Both Bitcoin and Ether have futures contracts that trade on the Chicago Mercantile Exchange. While futures trading is somewhat advanced for the average investor, there are several Bitcoin and Ether ETFs that hold futures contracts. The ProShares Bitcoin Strategy ETF (ticker: BITO), the VanEck Ethereum Strategy ETF (EFUT) and the ProShares Ether Strategy ETF (EETH) are three examples of popular crypto futures ETFs.

As of January 2024, Bitcoin investors can also buy spot Bitcoin ETFs that hold the cryptocurrency itself rather than futures contracts.
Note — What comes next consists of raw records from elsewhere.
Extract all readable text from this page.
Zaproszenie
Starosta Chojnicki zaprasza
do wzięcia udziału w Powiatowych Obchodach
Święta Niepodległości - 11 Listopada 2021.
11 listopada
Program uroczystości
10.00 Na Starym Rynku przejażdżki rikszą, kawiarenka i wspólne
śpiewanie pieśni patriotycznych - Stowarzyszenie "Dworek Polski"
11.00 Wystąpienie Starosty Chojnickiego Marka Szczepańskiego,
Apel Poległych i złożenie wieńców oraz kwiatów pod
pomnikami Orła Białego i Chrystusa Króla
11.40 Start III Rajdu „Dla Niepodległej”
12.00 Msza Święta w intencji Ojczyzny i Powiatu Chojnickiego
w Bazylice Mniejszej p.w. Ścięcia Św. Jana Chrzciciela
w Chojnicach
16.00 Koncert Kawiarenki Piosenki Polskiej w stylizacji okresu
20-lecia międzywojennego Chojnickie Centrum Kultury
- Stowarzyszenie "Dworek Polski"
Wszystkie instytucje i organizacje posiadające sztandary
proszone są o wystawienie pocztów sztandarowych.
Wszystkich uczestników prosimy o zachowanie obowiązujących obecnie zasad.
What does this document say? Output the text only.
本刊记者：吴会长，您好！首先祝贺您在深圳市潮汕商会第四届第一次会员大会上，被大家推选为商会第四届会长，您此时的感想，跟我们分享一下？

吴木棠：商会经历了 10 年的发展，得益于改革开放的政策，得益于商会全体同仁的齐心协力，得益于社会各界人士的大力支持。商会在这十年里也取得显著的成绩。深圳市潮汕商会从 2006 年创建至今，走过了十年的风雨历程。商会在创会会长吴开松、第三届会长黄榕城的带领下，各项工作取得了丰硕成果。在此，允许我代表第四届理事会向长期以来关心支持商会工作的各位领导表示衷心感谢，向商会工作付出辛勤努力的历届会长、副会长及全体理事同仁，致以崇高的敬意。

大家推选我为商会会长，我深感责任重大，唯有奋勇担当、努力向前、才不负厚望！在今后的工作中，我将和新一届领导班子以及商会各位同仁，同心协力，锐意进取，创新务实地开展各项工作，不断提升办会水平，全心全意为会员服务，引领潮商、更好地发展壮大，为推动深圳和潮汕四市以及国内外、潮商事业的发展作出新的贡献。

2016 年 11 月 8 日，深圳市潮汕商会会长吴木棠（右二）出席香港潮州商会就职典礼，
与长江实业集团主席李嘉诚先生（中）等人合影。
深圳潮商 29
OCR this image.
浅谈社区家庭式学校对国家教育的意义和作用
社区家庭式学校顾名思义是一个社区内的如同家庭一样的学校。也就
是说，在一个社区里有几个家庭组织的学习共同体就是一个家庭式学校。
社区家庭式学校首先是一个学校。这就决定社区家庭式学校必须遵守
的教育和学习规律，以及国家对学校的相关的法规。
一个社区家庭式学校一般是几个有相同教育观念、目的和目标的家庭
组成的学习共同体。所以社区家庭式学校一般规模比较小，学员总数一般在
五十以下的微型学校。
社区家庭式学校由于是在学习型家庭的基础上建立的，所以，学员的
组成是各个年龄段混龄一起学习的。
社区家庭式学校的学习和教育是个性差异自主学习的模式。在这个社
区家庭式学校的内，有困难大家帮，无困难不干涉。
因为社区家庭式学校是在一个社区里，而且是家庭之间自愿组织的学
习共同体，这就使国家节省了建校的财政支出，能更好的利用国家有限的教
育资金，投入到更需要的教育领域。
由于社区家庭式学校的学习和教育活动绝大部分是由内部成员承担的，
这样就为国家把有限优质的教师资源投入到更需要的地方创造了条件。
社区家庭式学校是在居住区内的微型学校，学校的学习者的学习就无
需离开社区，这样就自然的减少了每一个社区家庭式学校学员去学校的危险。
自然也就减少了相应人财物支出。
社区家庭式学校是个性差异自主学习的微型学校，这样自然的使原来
The Securities and Exchange Commission has approved the following 11 spot Bitcoin ETFs for trading on major U.S. exchanges:

  • ARK 21Shares Bitcoin ETF (ARKB)
  • Bitwise Bitcoin ETF (BITB)
  • Fidelity Wise Origin Bitcoin Trust (FBTC)
  • Franklin Bitcoin ETF (EZBC)
  • Grayscale Bitcoin Trust (GBTC)
  • Hashdex Bitcoin Futures ETF (DEFI) (Note: DEFI began trading as a futures product in 2022, but Hashdex plans to convert the fund into a spot ETF following an ongoing SEC review.)
  • Invesco Galaxy Bitcoin ETF (BTCO)
  • iShares Bitcoin Trust (IBIT)
  • Valkyrie Bitcoin Fund (BRRR)
  • VanEck Bitcoin Trust (HODL)
  • WisdomTree Bitcoin Fund (BTCW)

At least 10 firms have applied to launch spot Ether ETFs, but the SEC has yet to approve any of them.

Bitcoin and Ether may seem similar at first glance, but the investment theses for these cryptos are very different.

Bitcoin’s biggest challenge in the future may be scalability given its energy-intensive PoW consensus mechanism. Ether’s biggest challenge may be fending off competition from so-called “Ethereum killer” blockchains that often have faster transaction speeds and lower gas fees, such as Solana (SOL) and Avalanche (AVAX). It’s difficult to say if Bitcoin or Ether will be the better long-term investment moving forward. If history is any indication, investors can’t go wrong with either one.